Tanto en Sófocles como en Camus, la madurez no consiste en suprimir el mal, sino en elegir bien dentro de lo malo. Antígona entierra sabiendo el costo; Sísifo empuja sin premio; Edipo acepta y guía; los personajes de Camus rehúsan la mentira. El mínimo común denominador de esa ética es un verbo exigente: persistir. Persistir no es obstinarse mecánicamente; es seguir siendo alguien cuando las circunstancias presionan para que seamos cualquiera.
La cultura de la mejora constante sospecha del dolor: lo tilda de fallo, lo relega a lo privado o lo convierte en espectáculo. La escena trágica ofrece otra vía: hacer público el sufrimiento sin explotarlo, darle una forma para que no nos deforme. No es pesimismo; es higiene del ánimo. Al ver a Antígona, a Edipo, a Sísifo, aprendemos que la dignidad no es un resultado, es una manera.

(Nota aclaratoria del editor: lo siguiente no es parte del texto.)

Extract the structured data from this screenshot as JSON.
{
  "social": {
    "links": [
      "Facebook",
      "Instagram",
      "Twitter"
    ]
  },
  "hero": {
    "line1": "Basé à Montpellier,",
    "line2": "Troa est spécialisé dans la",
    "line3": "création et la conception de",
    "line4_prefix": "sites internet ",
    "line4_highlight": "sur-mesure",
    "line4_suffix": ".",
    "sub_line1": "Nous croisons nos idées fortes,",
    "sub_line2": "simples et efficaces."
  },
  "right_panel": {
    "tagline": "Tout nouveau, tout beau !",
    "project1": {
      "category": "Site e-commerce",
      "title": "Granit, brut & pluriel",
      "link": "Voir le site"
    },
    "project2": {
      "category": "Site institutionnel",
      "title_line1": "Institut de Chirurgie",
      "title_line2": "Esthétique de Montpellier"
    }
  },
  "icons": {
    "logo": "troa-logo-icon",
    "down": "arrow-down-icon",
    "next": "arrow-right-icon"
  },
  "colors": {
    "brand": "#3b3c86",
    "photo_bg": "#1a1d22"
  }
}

En medio del teatro político de Antígona brilla un recordatorio sobre el origen de las leyes justas. Frente al edicto de Creonte, la joven dice, con una sobriedad que conviene recordar: “No era Zeus quien me lo había prohibido, ni Justicia, que habita con los dioses de abajo, había fijado tales leyes para los hombres.” (Antígona, Sófocles). La resiliencia no es capricho individual: se apoya en medidas que nos anteceden —lo debido a los muertos, la piedad, la equidad— y que resisten a los decretos del momento.
Porque no confunden terapia con literatura, pero curan; no confunden moralismo con juicio, pero disciernen; no confunden consuelo con esperanza, pero animan. Y porque enseñan algo que no caduca: que una vida bien vivida no evita el choque, solo lo convierte en crecimiento. Por eso el lector que cierra a Sófocles y a Camus sale más afinado: ve mejor, nombra mejor, elige mejor.

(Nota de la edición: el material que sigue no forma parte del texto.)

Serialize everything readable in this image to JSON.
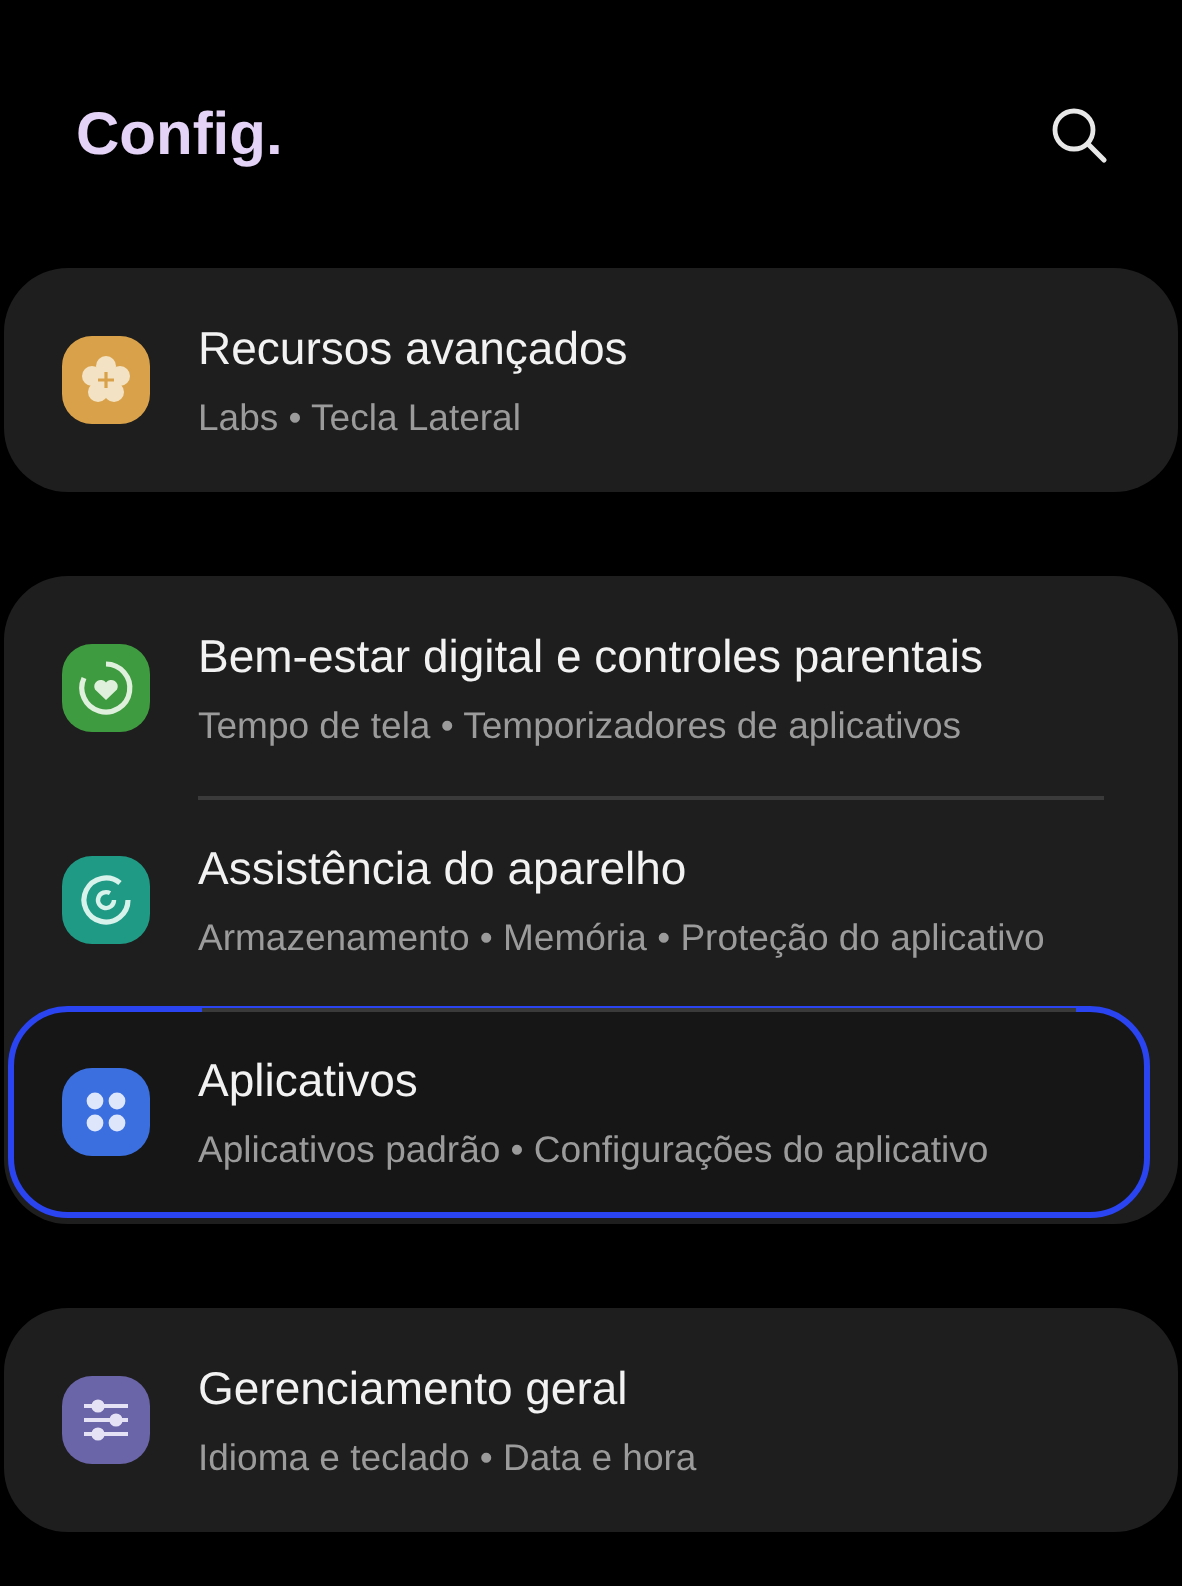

Imaginemos por un instante una escena mínima: alguien, en una sala silenciosa, vuelve a abrir Antígona o El mito de Sísifo. Afuera el día sigue siendo el mismo, pero por dentro se desplaza una línea: ya no confunde herida con derrota. Entiende que el dolor no es un expediente para la queja ni un pretexto para la dureza, sino una tarea: aprender a ordenar el corazón.

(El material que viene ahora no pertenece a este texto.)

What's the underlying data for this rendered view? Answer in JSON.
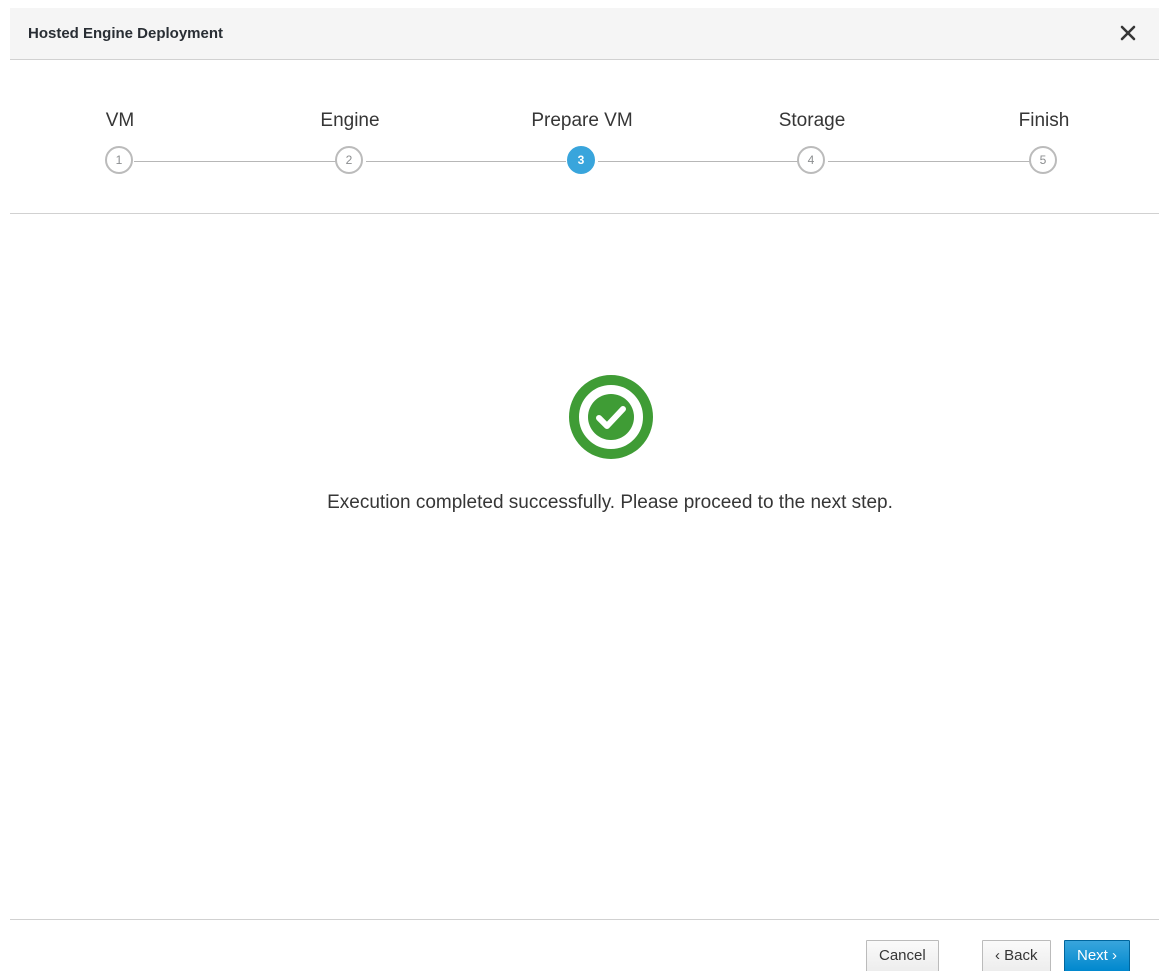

Esa es la promesa de la tragedia cuando se la lee como escuela: no que el mundo nos será favorable, sino que seremos capaces de atravesarlo con una medida más justa, una lucidez más limpia y una alegría más sobria. Entre Sófocles y Camus, esa es la lección que permanece: resistir sin odio, aceptar sin rendirse, persistir sin perder el nombre.